Les sources convergent sur un point : l’état des risques doit être intégré au dossier de diagnostic technique et annexé aux actes concernés. Si le document n’est pas à jour, il faut le remplacer par une version actualisée avant la signature finale.

Pour limiter les retards, le plus efficace est de centraliser dès le départ les éléments d’identification du bien, la commune, les références utiles et la date de validité du document. Il faut aussi vérifier si le bien se situe dans un secteur soumis à un plan de prévention des risques ou à une autre zone mentionnée par les formulaires officiels.

Dans une vente ou une location, un dossier complet n’est pas seulement une question de conformité. C’est aussi un moyen d’éviter les allers-retours de dernière minute entre le mandataire, le notaire et les parties.

05 — Repères

Ce que l’ERP couvre et ce qu’il ne remplace pas

L’ERP informe sur les risques et pollutions connus pour le bien. Les sources précisent qu’il ne remplace pas les autres diagnostics immobiliers obligatoires du dossier de vente ou de location.

L’ANIL rappelle que l’obligation de fournir ces documents vise à améliorer la transparence dans les transactions et qu’elle n’emporte pas, en principe, l’obligation de faire des travaux, sauf pour ce qui concerne le plomb. Pour l’ERP, le point clé reste l’exactitude et l’actualité du document au moment de la signature.

Pour un professionnel, le bon réflexe consiste donc à traiter l’ERP comme une pièce vivante du dossier : vérifiée tôt, contrôlée avant signature et remplacée si sa validité n’est plus assurée.

Ce que change Freya

Freya aide le mandataire à garder une trace claire des pièces du dossier et de leur date de validité, afin de repérer plus tôt un état des risques à renouveler avant la promesse, l’acte authentique ou le bail. Le suivi centralisé limite les oublis entre la mise en marché, la visite et la signature.

Questions fréquentes

Quand faut-il remettre l’état des risques ?

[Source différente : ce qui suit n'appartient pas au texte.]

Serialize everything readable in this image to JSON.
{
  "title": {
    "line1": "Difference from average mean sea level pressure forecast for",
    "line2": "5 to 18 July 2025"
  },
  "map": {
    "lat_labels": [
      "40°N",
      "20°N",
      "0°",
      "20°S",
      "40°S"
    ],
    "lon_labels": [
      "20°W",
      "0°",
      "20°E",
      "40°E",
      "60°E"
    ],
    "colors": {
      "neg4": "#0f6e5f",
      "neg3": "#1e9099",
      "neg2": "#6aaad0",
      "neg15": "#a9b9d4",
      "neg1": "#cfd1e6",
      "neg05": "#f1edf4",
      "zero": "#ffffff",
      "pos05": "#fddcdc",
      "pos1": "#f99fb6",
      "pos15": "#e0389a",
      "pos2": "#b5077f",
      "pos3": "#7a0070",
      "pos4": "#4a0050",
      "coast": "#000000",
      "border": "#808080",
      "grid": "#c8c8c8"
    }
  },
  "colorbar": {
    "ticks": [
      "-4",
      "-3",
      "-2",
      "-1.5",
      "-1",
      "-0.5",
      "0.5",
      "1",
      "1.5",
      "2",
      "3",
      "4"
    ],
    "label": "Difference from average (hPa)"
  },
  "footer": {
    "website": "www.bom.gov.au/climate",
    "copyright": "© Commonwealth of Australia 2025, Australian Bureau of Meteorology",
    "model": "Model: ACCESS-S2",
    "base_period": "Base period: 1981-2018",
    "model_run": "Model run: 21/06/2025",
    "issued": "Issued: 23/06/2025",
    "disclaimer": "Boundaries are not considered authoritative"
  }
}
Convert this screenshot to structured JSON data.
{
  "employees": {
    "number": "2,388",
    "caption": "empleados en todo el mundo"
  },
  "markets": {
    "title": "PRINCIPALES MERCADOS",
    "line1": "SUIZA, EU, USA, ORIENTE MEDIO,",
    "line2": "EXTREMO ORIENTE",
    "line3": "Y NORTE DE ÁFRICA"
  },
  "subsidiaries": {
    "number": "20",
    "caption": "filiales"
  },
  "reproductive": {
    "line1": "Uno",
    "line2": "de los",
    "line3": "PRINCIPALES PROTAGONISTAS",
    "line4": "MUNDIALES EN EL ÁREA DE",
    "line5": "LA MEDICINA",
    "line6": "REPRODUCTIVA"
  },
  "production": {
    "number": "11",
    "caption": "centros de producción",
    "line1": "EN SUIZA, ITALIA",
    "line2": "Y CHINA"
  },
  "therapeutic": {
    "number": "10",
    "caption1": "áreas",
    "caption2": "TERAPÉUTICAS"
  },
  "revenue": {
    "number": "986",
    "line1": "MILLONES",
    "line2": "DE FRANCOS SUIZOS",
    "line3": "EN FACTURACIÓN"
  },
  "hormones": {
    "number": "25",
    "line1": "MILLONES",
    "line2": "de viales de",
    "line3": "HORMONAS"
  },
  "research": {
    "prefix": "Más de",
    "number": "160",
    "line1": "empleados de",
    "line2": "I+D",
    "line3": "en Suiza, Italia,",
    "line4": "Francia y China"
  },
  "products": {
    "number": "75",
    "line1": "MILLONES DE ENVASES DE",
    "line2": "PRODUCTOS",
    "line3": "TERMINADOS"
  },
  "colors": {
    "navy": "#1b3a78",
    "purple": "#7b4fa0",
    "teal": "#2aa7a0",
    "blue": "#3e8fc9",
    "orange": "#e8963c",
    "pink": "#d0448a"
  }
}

Les sources indiquent qu’il doit être remis dès la première visite, puis annexé au contrat de vente ou de location concerné.

Quelle est la durée de validité de l’ERP ?

Le document doit dater de moins de 6 mois et être actualisé si nécessaire avant la promesse, l’acte authentique ou le bail.

Que faut-il vérifier en priorité ?

L’adresse du bien, la commune, le périmètre de risque applicable et, s’il y en a, les prescriptions de travaux et leur réalisation.

Que se passe-t-il si l’ERP manque à la signature ?

L’ANIL indique qu’en l’absence de l’état des risques lors de la signature de l’acte de vente notarié, le vendeur ne peut pas s’exonérer de la garantie des vices cachés correspondante.